Mistral AI has released Mistral Small 4, a hybrid model that merges the capabilities of three previously separate flagship models into one open-source package.

What's New

Small 4 combines reasoning (Magistral), multimodal vision (Pixtral), and agentic coding (Devstral) into a single 119B-parameter Mixture-of-Experts architecture. Only 6B parameters are active per token, keeping inference costs manageable. The context window is 256k tokens.

The model is available under the Apache 2.0 license — meaning commercial use, fine-tuning, and redistribution are all permitted.
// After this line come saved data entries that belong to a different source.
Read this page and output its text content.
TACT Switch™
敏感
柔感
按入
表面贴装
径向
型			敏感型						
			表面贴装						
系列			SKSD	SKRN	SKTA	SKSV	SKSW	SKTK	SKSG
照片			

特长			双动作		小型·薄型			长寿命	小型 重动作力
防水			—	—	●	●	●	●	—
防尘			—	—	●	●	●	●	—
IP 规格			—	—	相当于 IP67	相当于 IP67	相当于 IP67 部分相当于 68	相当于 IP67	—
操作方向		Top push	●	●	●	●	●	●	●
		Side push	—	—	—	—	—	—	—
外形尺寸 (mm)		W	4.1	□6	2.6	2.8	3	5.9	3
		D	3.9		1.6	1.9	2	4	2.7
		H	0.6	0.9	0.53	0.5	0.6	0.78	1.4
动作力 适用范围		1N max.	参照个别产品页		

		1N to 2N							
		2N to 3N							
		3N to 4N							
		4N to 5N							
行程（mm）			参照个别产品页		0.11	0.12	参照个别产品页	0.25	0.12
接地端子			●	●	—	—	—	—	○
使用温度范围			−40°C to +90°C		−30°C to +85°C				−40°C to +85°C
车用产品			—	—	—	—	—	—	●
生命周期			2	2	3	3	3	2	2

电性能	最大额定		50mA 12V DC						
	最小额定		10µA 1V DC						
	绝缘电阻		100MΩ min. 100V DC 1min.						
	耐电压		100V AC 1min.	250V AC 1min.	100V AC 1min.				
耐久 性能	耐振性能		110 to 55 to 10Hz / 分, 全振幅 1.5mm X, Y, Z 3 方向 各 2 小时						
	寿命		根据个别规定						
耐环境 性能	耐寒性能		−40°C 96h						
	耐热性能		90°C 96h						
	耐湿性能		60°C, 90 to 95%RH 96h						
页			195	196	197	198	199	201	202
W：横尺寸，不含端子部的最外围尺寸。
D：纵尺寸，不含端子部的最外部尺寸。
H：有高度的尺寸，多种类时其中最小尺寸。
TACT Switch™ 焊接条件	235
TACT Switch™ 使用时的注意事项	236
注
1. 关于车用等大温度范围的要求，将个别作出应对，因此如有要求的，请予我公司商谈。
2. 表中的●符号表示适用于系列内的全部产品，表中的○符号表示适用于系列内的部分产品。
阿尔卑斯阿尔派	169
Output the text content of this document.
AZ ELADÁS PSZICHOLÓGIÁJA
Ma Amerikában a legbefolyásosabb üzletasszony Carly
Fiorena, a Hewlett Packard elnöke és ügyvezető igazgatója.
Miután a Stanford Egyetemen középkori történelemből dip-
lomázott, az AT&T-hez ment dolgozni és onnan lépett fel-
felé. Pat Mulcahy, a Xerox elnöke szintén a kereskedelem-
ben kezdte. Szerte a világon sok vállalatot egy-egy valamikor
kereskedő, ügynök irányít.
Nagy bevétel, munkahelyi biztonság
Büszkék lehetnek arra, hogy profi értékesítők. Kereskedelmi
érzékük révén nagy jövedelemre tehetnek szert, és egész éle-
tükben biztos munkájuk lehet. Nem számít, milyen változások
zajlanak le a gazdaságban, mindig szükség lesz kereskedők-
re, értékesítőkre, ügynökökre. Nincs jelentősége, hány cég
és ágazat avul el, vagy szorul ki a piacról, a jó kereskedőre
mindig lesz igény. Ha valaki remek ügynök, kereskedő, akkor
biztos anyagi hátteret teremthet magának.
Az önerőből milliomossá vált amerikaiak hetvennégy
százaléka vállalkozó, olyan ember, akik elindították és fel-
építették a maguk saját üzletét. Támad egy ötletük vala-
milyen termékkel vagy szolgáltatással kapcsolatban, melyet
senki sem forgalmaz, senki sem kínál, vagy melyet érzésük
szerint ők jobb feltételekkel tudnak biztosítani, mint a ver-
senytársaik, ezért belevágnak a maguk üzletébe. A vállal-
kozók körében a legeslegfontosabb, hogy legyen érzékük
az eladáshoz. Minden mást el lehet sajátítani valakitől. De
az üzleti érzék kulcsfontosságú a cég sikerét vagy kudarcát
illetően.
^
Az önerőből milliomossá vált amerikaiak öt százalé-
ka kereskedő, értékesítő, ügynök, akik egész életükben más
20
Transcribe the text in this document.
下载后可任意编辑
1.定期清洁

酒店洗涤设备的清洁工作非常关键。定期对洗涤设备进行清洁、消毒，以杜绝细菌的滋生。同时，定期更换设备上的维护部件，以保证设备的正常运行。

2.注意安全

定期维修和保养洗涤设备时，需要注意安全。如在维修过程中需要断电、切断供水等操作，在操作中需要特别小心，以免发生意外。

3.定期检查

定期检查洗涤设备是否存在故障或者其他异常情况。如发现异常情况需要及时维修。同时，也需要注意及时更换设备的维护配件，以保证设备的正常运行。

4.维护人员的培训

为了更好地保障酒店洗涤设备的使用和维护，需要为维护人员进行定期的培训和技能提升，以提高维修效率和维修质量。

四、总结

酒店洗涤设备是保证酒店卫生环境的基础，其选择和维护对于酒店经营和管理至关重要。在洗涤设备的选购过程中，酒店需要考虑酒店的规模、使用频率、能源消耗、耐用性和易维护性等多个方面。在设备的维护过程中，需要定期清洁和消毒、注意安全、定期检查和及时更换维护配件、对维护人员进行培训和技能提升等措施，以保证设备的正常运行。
It runs on frameworks including vLLM, llama.cpp, SGLang, and Hugging Face Transformers.

Performance

Mistral claims a 40% reduction in end-to-end completion time in latency-optimized configurations, and 3x more requests per second versus Small 3. On coding and reasoning benchmarks, Small 4 with reasoning enabled reportedly matches or exceeds GPT-OSS 120B while generating 20–40% fewer output tokens.

Unified Reasoning

A new reasoning_effort parameter lets users toggle between fast instruct-style responses and deep chain-of-thought reasoning in the same model — previously requiring separate deployments.

Mistral also announced Voxtral TTS, an open-source multilingual text-to-speech model supporting 9 languages, and Forge, an enterprise platform for training custom models on proprietary data.

The simultaneous launch of GPT-5.4, Gemini 3.1, and Mistral Small 4 in the same month marks an unusually dense period for frontier model releases.